Add 1.2mL of the (~2.54mM -note the exact concentration) gold (HAuCl_{4}) solution to a 10mL volumetric flask
Add an appropriate amount of BSA solution so that the final concentration of gold is 90X that of BSA
Add deionized water up to 10mL
Transfer solution to a test tube and cap with aluminum foil
Heat in oven at 80C for 3 hours
Transfer solution to a plastic falcon tube (with blue cap)
Stock solutions made
Gold solution (HAuCl_{4}·3H_{2}O) 0.0100g in 0.0100mL water → 2.54mM
BSA solution 0.0104g BSA (MW = 66776g/mol) in 0.0100mL water → 15.6μM
Take 50mL of the HAuCl_{4} solution from the 250mL volumetric flask. Note the concentration
Heat this solution to boiling while stirring
Add 3mL 1.5mL of 1% (w/v) sodium citrate
Boil solution for another 40 minutes
Cool to room temperature and measure the volume
Determine the final concentration of gold and citrate
Note: According to Allison, and Madeline will corroborate, we don't need to reflux the solution (which would carry out the reaction in a closed system). We should be able to bring the solution to a boil on the bench top.
Stock solutions made
Gold solution (HAuCl_{4}·3H_{2}O) 0.0245g in 0.2505mL water → 0.249mM
Sodium Citrate (Na_{3}C_{6}H_{5}O_{7}·2H_{2}O) 0.1010g in 10.0mL → 1.01%
Calculations
Beer's Law gives an equation for the absorption of light and the properties of the solution.
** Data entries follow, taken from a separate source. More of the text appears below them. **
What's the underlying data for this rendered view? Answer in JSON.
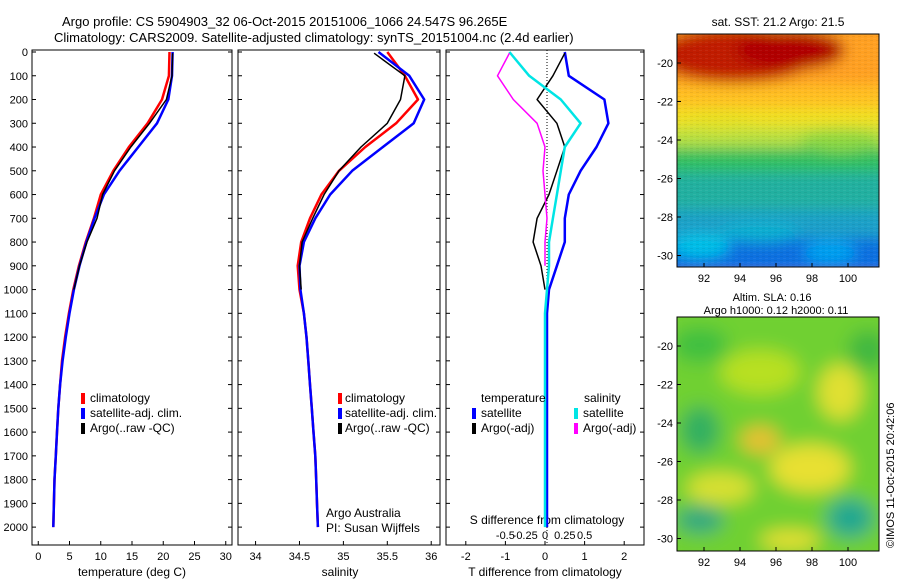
{
  "header": {
    "line1": "Argo profile: CS 5904903_32 06-Oct-2015 20151006_1066 24.547S 96.265E",
    "line2": "Climatology: CARS2009. Satellite-adjusted climatology: synTS_20151004.nc (2.4d earlier)"
  },
  "colors": {
    "climatology": "#ff0000",
    "satellite": "#0000ff",
    "argo": "#000000",
    "salinity_satellite": "#00e5e5",
    "salinity_argo": "#ff00ff"
  },
  "panels": {
    "temperature": {
      "xlabel": "temperature (deg C)",
      "xticks": [
        "0",
        "5",
        "10",
        "15",
        "20",
        "25",
        "30"
      ],
      "legend": [
        "climatology",
        "satellite-adj. clim.",
        "Argo(..raw -QC)"
      ]
    },
    "salinity": {
      "xlabel": "salinity",
      "xticks": [
        "34",
        "34.5",
        "35",
        "35.5",
        "36"
      ],
      "legend": [
        "climatology",
        "satellite-adj. clim.",
        "Argo(..raw -QC)"
      ],
      "credit1": "Argo Australia",
      "credit2": "PI: Susan Wijffels"
    },
    "difference": {
      "xlabel": "T difference from climatology",
      "xlabel_top": "S difference from climatology",
      "xticks": [
        "-2",
        "-1",
        "0",
        "1",
        "2"
      ],
      "xticks_top": [
        "-0.5",
        "-0.25",
        "0",
        "0.25",
        "0.5"
      ],
      "legend_temp_title": "temperature",
      "legend_sal_title": "salinity",
      "legend_temp": [
        "satellite",
        "Argo(-adj)"
      ],
      "legend_sal": [
        "satellite",
        "Argo(-adj)"
      ]
    },
    "depth_ticks": [
      "0",
      "100",
      "200",
      "300",
      "400",
      "500",
      "600",
      "700",
      "800",
      "900",
      "1000",
      "1100",
      "1200",
      "1300",
      "1400",
      "1500",
      "1600",
      "1700",
      "1800",
      "1900",
      "2000"
    ]
  },
  "maps": {
    "sst_title": "sat. SST: 21.2 Argo: 21.5",
    "sla_title1": "Altim. SLA: 0.16",
    "sla_title2": "Argo h1000: 0.12 h2000: 0.11",
    "xticks": [
      "92",
      "94",
      "96",
      "98",
      "100"
    ],
    "yticks": [
      "-20",
      "-22",
      "-24",
      "-26",
      "-28",
      "-30"
    ]
  },
  "footer": {
    "stamp": "©IMOS 11-Oct-2015 20:42:06"
  },
  "chart_data": [
    {
      "type": "line",
      "y_axis": "depth (reversed)",
      "ylim": [
        2050,
        0
      ],
      "xlim": [
        -1,
        31
      ],
      "series": [
        {
          "name": "climatology",
          "x": [
            21.0,
            20.9,
            19.8,
            17.5,
            14.5,
            12.0,
            10.0,
            8.9,
            7.6,
            6.5,
            5.6,
            4.9,
            4.3,
            3.8,
            3.5,
            3.2,
            3.0,
            2.8,
            2.6,
            2.5,
            2.4
          ],
          "y": [
            0,
            100,
            200,
            300,
            400,
            500,
            600,
            700,
            800,
            900,
            1000,
            1100,
            1200,
            1300,
            1400,
            1500,
            1600,
            1700,
            1800,
            1900,
            2000
          ]
        },
        {
          "name": "satellite-adj. clim.",
          "x": [
            21.5,
            21.4,
            20.8,
            19.0,
            16.0,
            13.0,
            10.5,
            9.0,
            7.7,
            6.6,
            5.7,
            5.0,
            4.4,
            3.9,
            3.5,
            3.2,
            3.0,
            2.8,
            2.6,
            2.5,
            2.4
          ],
          "y": [
            0,
            100,
            200,
            300,
            400,
            500,
            600,
            700,
            800,
            900,
            1000,
            1100,
            1200,
            1300,
            1400,
            1500,
            1600,
            1700,
            1800,
            1900,
            2000
          ]
        },
        {
          "name": "Argo(..raw -QC)",
          "x": [
            21.5,
            21.4,
            20.5,
            17.8,
            14.8,
            12.2,
            10.3,
            9.4,
            7.8,
            6.6,
            5.7
          ],
          "y": [
            5,
            100,
            200,
            300,
            400,
            500,
            600,
            700,
            800,
            900,
            1000
          ]
        }
      ]
    },
    {
      "type": "line",
      "y_axis": "depth (reversed)",
      "ylim": [
        2050,
        0
      ],
      "xlim": [
        33.8,
        36.1
      ],
      "series": [
        {
          "name": "climatology",
          "x": [
            35.5,
            35.7,
            35.85,
            35.6,
            35.25,
            34.95,
            34.75,
            34.62,
            34.52,
            34.48,
            34.5,
            34.55,
            34.58,
            34.6,
            34.62,
            34.64,
            34.66,
            34.68,
            34.69,
            34.7,
            34.71
          ],
          "y": [
            0,
            100,
            200,
            300,
            400,
            500,
            600,
            700,
            800,
            900,
            1000,
            1100,
            1200,
            1300,
            1400,
            1500,
            1600,
            1700,
            1800,
            1900,
            2000
          ]
        },
        {
          "name": "satellite-adj. clim.",
          "x": [
            35.4,
            35.75,
            35.92,
            35.8,
            35.45,
            35.1,
            34.85,
            34.68,
            34.55,
            34.5,
            34.51,
            34.55,
            34.58,
            34.6,
            34.62,
            34.64,
            34.66,
            34.68,
            34.69,
            34.7,
            34.71
          ],
          "y": [
            0,
            100,
            200,
            300,
            400,
            500,
            600,
            700,
            800,
            900,
            1000,
            1100,
            1200,
            1300,
            1400,
            1500,
            1600,
            1700,
            1800,
            1900,
            2000
          ]
        },
        {
          "name": "Argo(..raw -QC)",
          "x": [
            35.35,
            35.7,
            35.65,
            35.5,
            35.2,
            34.95,
            34.78,
            34.65,
            34.53,
            34.5,
            34.52
          ],
          "y": [
            5,
            100,
            200,
            300,
            400,
            500,
            600,
            700,
            800,
            900,
            1000
          ]
        }
      ]
    },
    {
      "type": "line",
      "y_axis": "depth (reversed)",
      "ylim": [
        2050,
        0
      ],
      "xlim": [
        -2.5,
        2.5
      ],
      "series": [
        {
          "name": "temperature satellite",
          "x": [
            0.5,
            0.6,
            1.5,
            1.6,
            1.3,
            0.9,
            0.6,
            0.5,
            0.5,
            0.3,
            0.1,
            0.05,
            0.05,
            0.05,
            0.05,
            0.05,
            0.05,
            0.05,
            0.05,
            0.05,
            0.05
          ],
          "y": [
            0,
            100,
            200,
            300,
            400,
            500,
            600,
            700,
            800,
            900,
            1000,
            1100,
            1200,
            1300,
            1400,
            1500,
            1600,
            1700,
            1800,
            1900,
            2000
          ]
        },
        {
          "name": "temperature Argo(-adj)",
          "x": [
            0.5,
            0.2,
            -0.2,
            0.3,
            0.5,
            0.3,
            0.1,
            -0.2,
            -0.3,
            -0.1,
            0.0
          ],
          "y": [
            5,
            100,
            200,
            300,
            400,
            500,
            600,
            700,
            800,
            900,
            1000
          ]
        },
        {
          "name": "salinity satellite",
          "x": [
            -0.9,
            -0.4,
            0.4,
            0.9,
            0.5,
            0.4,
            0.3,
            0.2,
            0.1,
            0.1,
            0.05,
            0.0,
            0.0,
            0.0,
            0.0,
            0.0,
            0.0,
            0.0,
            0.0,
            0.0,
            0.0
          ],
          "y": [
            0,
            100,
            200,
            300,
            400,
            500,
            600,
            700,
            800,
            900,
            1000,
            1100,
            1200,
            1300,
            1400,
            1500,
            1600,
            1700,
            1800,
            1900,
            2000
          ]
        },
        {
          "name": "salinity Argo(-adj)",
          "x": [
            -0.9,
            -1.2,
            -0.8,
            -0.2,
            0.0,
            -0.05,
            0.0,
            0.05,
            0.0,
            0.0
          ],
          "y": [
            5,
            100,
            200,
            300,
            400,
            500,
            600,
            700,
            800,
            900
          ]
        }
      ]
    }
  ]
}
[math]\displaystyle{ \ A=\epsilon bc }[/math]
A is absorbance.
ε is molar absorptivity with units of L mol^{-1} cm^{-1}.
b is the path length of the sample.
c is the concentration with units of mol L^{-1}.
From the Absorption vs Wave Length Graph, the peak is at a wave length of 518nm and absorbance is 0.612. As the peak is at a wave length less than 520nm, table S-1 from the reference is used.
A_{450}=0.389
A_{518}=0.612
A_{518}/A_{450}=1.57
From table S-1, d/nm=12
d/nm is the diameter of the particle is nm.
ε_{450}=1.09*10^{8} M^{-1}cm^{-1}
To find the concentration, the following equation is used; c=A_{450}/ε_{450} c=0.389/1.09*10^{8}L mol^{-1} cm^{-1} c=3.5688*10^{-9} mol L^{-1}
Matt Hartings Based on your final volume (of the citrate-AuNPs), what do you estimate the final concentration of gold (not gold nano particles) to be?
the initial concentration of gold solution is 2.54 mM in 0.01 mL of water. Considering the final volume of Citrate-AuNP is 26 mL, the concentration of gold is 9.769x10^{-4}mM.